Abstract

To date, the development of phenotypically stable, functionally equivalent engineered cartilage tissue constructs remains elusive. This study explored chondrogenic differentiation and suppression of hypertrophic differentiation in tyrosinase cross-linked silk-gelatin bioink using different cell modalities (dispersed, aggregates) for chondrocytes and mesenchymal progenitor cells (hMSCs) compared against the "gold standard" hMSC spheroids. Chondrogenic differentiation of hMSC spheroids (without silk-gelatin) showed a constant increase in hypertrophy over 21 days (gradual upregulated expression of COL10A1, MMP13). On the contrary, hMSC-laden constructs (both dispersed and aggregates) in bioink showed upregulated hypoxia (HIF1A) which positively regulated the expression of chondrogenic markers (aggrecan, COMP1) over chondrocyte-laden constructs.
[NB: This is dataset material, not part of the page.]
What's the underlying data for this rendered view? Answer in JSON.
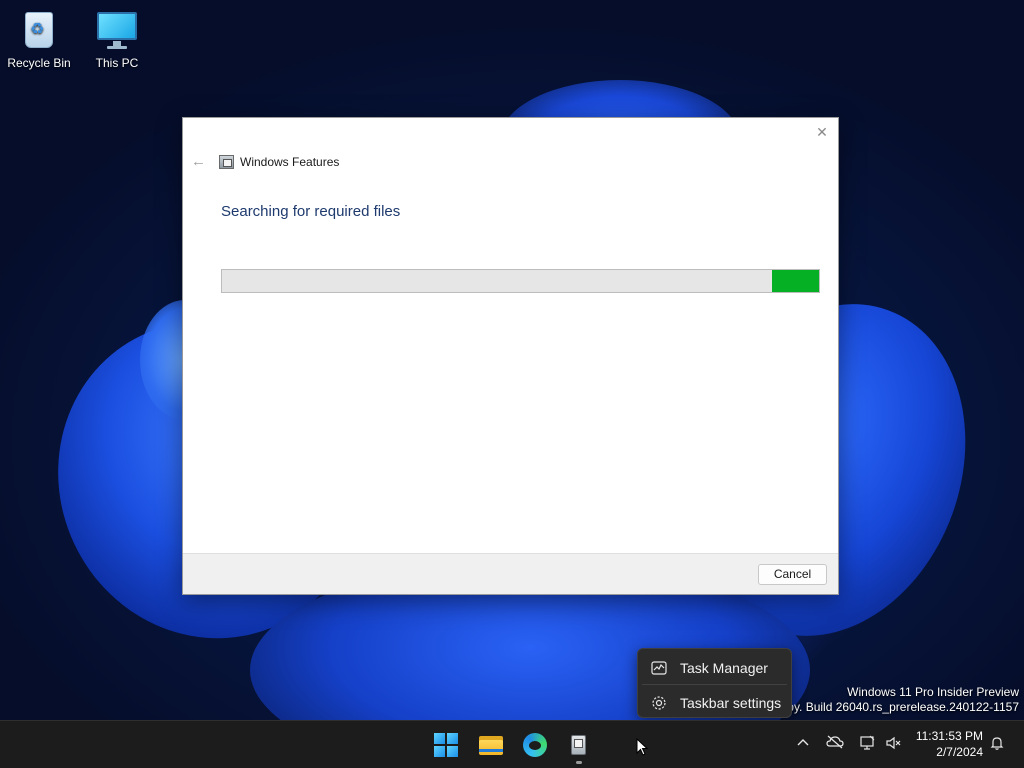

The gelatin component in the bioink induced MMP2 activity, which degraded the synthesized matrix, creating a pericellular zone for the accumulation of growth factors and newly synthesized matrices. We believe that the combinatorial effect of these accumulated factors as well as the hypoxia-regulated HDAC4 pathway played a pivotal role in stabilizing the chondrogenic phenotype of differentiated hMSCs along with suppressed hypertrophy. Therefore, the results suggest that tyrosinase cross-linked silk-gelatin bioink offers a suitable material composition for 3D bioprinting of cartilage constructs. Further standardization is warranted to investigate the biological mechanisms minimizing hypertrophic differentiation of hMSC/chondrocytes toward development of improved cartilage constructs.